Epílogo

Aquella noche, durmiendo bajo todas las estrellas del universo, Ahriel soñó con el bebé.

El viejo Dag lo había llevado a la corte, meses después de la muerte de Bran, y lo había presentado a la Reina de la Ciénaga.

—Lo he encontrado cerca de mi casa —dijo Dag.

—¿Y por qué me lo traes aquí? —replicó ella, frunciendo el ceño—. ¿Para que lo mate?

Dag vaciló.

—No, señora. Yo… pensé que tal vez querríais criarlo.

—Aquí le espera un futuro lleno de dolor y miseria —dijo la Señora de Gorlian—. Deberías matarlo: le harías un favor.

—Sospecho que su madre querría que viviera.

—¿Por qué crees eso? Según dices, lo abandonó en la Ciénaga, ¿no?

—Cerca de mi casa —puntualizó el viejo Dag—. Para que yo lo encontrara.

La Reina de la Ciénaga enarcó una ceja.

—¿De veras? Podría habértelo entregado personalmente, ¿no?

—Tal vez se sentía avergonzada… no sé. Sólo sé que no tuvo valor para matarlo ella.

—Lo haré yo, entonces —dijo ella, sacando su espada de la vaina—. Acércamelo.

El bebé lloraba. El viejo Dag vaciló, pero se aproximó lentamente. Ahriel alzó la espada.

—Antes de eso —la detuvo el humano—, querría que vierais una cosa, señora.

Dag retiró las pieles que cubrían al niño y le mostró la espalda.

La mano de la Reina de la Ciénaga vaciló.

Entre los omóplatos del bebé había dos pequeñas protuberancias blancas.

—Le saldrán alas —dijo Dag con gravedad—. Bran se habría sentido orgulloso de verlo volar, ¿no es cierto?

—Bran está muerto —dijo la Señora de Gorlian.
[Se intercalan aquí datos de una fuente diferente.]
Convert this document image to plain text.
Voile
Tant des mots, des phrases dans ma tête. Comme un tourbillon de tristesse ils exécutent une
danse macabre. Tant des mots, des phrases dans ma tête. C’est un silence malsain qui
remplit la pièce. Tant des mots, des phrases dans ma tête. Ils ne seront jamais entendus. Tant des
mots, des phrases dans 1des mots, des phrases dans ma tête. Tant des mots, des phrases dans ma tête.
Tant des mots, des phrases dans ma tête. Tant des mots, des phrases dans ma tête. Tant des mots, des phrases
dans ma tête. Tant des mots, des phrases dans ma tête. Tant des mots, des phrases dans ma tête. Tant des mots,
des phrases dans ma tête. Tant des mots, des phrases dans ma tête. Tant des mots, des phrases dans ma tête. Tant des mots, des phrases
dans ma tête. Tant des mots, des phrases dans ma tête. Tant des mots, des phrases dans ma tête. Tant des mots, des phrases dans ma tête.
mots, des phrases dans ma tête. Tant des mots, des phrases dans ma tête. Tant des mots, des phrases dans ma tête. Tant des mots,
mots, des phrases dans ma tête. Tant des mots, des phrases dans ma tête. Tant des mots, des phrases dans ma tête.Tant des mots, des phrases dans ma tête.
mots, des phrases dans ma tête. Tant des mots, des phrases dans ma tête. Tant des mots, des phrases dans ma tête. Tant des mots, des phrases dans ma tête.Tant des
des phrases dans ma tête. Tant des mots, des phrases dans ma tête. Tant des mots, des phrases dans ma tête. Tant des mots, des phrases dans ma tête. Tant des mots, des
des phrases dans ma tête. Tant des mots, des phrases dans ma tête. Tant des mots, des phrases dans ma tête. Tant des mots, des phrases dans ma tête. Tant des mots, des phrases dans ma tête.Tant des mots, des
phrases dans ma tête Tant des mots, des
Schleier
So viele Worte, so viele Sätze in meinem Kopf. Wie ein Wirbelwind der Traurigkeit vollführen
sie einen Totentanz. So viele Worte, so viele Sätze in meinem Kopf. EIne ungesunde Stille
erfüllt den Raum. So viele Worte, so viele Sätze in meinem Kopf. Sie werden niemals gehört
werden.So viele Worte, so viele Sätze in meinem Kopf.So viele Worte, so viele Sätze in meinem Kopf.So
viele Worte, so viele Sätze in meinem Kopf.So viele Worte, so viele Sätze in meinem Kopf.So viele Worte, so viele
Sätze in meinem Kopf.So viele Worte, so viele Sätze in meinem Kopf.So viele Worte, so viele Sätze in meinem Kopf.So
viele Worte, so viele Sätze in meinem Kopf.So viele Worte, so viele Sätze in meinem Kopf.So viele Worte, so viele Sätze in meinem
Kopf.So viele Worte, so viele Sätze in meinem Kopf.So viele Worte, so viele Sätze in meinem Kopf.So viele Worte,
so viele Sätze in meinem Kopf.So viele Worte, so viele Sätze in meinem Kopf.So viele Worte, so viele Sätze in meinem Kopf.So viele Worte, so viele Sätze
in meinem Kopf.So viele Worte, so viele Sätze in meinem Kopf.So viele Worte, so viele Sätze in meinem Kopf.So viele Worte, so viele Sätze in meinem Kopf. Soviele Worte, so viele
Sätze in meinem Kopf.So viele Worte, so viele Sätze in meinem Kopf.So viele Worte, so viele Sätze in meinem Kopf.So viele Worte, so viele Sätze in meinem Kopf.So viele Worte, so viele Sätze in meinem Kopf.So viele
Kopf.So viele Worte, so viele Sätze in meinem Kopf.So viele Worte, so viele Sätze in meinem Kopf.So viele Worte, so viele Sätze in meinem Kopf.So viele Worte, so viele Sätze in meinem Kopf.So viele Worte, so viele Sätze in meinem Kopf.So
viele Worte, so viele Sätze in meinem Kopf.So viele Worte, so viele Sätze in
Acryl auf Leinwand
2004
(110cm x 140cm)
Pero bajó la espada y le dio la espalda.

—Vete —dijo con voz ronca—. Haz lo que quieras con él, pero llévatelo lejos de aquí.

El viejo Dag volvió a cubrir al chiquillo y asintió. Cuando estaba a punto de salir por la puerta, la Reina de la Ciénaga le dijo:

—Ah, y… Dag…

—¿Señora…?

—Si sobrevive… cuando crezca… supongo que hará preguntas…

—Es de suponer, sí.

—No las contestes.

Dag suspiró, pero no dijo nada.

Aquella fue la última vez que Ahriel los vio a los dos.

Pero sabía que aquel pequeño, mitad humano, mitad ángel, había crecido y seguía vivo en algún lugar de Gorlian.

Cuando despertó al alba, Ahriel recordó las palabras de Marla: «He escondido Gorlian. Si yo muero, nunca lo encontrarás.»

Respiró hondo. Sabía que tal vez podía pasarse toda la vida buscando aquella bola de cristal; una vida que, para los habitantes de Gorlian, transcurriría muchísimo más rápido. Pero contaba con que aquella criatura habría heredado de ella la longevidad angélica, y esperaba poder rescatarlo antes de que fuera tarde.

«Te encontraré», juró bajo la luz de la aurora. «Te encontraré y te sacaré de ahí. Y los dos seremos libres.»

Alzó el vuelo y se alejó hacia el sol naciente, y sus alas parecían arder a la luz del alba como si estuviesen envueltas en llamas.